Fill diagonal of matrix with zero

I have a very large n x n tensor and I want to fill its diagonal values to zero, granting backwardness. How can it be done? Currently the solution I have in mind is this

t1 = torch.rand(n, n)
t1 = t1 * (torch.ones(n, n) - torch.eye(n, n))

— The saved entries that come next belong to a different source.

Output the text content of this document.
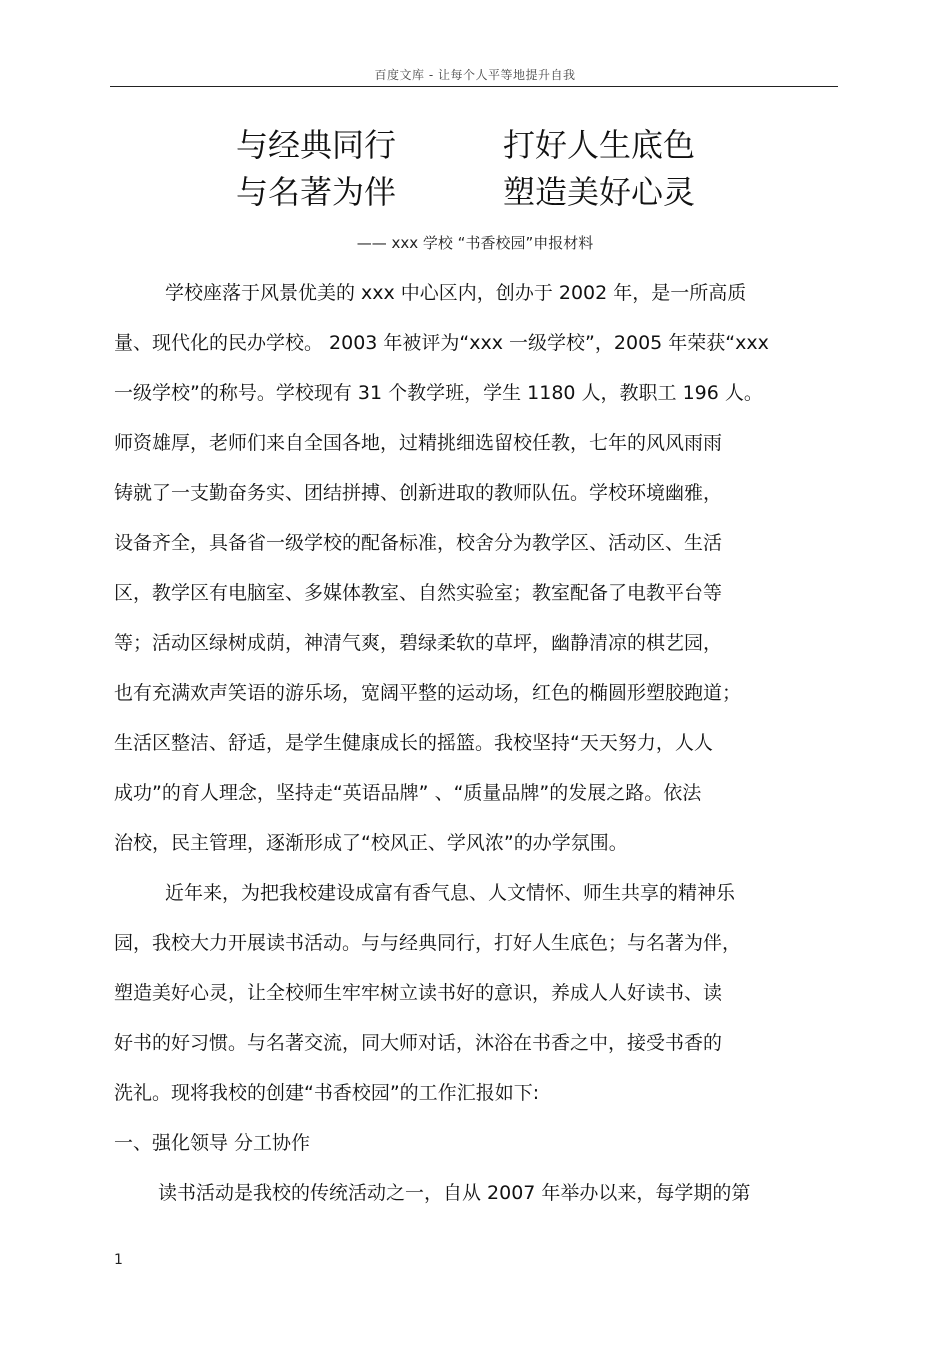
百度文库 - 让每个人平等地提升自我
与经典同行	打好人生底色
与名著为伴	塑造美好心灵
—— xxx 学校 “书香校园”申报材料
学校座落于风景优美的 xxx 中心区内，创办于 2002 年，是一所高质
量、现代化的民办学校。 2003 年被评为“xxx 一级学校”，2005 年荣获“xxx
一级学校”的称号。学校现有 31 个教学班，学生 1180 人，教职工 196 人。
师资雄厚，老师们来自全国各地，过精挑细选留校任教，七年的风风雨雨
铸就了一支勤奋务实、团结拼搏、创新进取的教师队伍。学校环境幽雅，
设备齐全，具备省一级学校的配备标准，校舍分为教学区、活动区、生活
区，教学区有电脑室、多媒体教室、自然实验室；教室配备了电教平台等
等；活动区绿树成荫，神清气爽，碧绿柔软的草坪，幽静清凉的棋艺园，
也有充满欢声笑语的游乐场，宽阔平整的运动场，红色的椭圆形塑胶跑道；
生活区整洁、舒适，是学生健康成长的摇篮。我校坚持“天天努力，人人
成功”的育人理念，坚持走“英语品牌” 、“质量品牌”的发展之路。依法
治校，民主管理，逐渐形成了“校风正、学风浓”的办学氛围。
近年来，为把我校建设成富有香气息、人文情怀、师生共享的精神乐
园，我校大力开展读书活动。与与经典同行，打好人生底色；与名著为伴，
塑造美好心灵，让全校师生牢牢树立读书好的意识，养成人人好读书、读
好书的好习惯。与名著交流，同大师对话，沐浴在书香之中，接受书香的
洗礼。现将我校的创建“书香校园”的工作汇报如下:
一、强化领导 分工协作
读书活动是我校的传统活动之一，自从 2007 年举办以来，每学期的第
1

However if n is large this can potentially require a lot of memory. Is there a simpler differentiable solution, perhaps similar to NumPy np.fill_diagonal function?

3 Likes
>>> t = torch.randn(5, 5)
>>> ind = np.diag_indices(t.shape[0])
>>> t[ind[0], ind[1]] = torch.zeros(t.shape[0])
>>> t
tensor([[ 0.0000, -1.2111,  2.0369, -0.7607,  0.1844],
        [ 1.2293,  0.0000, -1.0472, -0.5150,  0.1518],
        [ 0.1972, -0.3708,  0.0000, -1.2243,  0.1612],
        [-0.1637, -1.2848, -0.1972,  0.0000,  1.3353],
        [ 1.1711,  0.9332,  0.0911, -0.3391,  0.0000]])
4 Likes

replace op is non-differential

t1 = torch.rand(n, n)
t1 = t1 * (1 - torch.eye(n, n))
so what ?

2 Likes

yeah, but replacing them with a constant (zero), the gradients will stay zero, I suppose, isn’t that true?

another solution:
t = torch.randn(n, n)
mask = torch.eye(n, n).byte()
t.masked_fill_(mask, 0)

3 Likes

You may code a simple net, and backward to observe gradients

There’s an easier solution: fill_diagonal_

fill_diagonal_ ( fill_value , wrap=False ) → Tensor

7 Likes

How to do it for a batch of tensors? For tensor with shape N * M * M. Have to set diagonal equal to zero for every M*M matrix. fill_diagonal doesn’t work if N isn’t equal to M.

Break it into smaller problems. Each M x M tensor can be cycled through from [0 to N-1]. Run the function on each layer.

I did that but I wanted a solution which didn’t involve loop/cycle.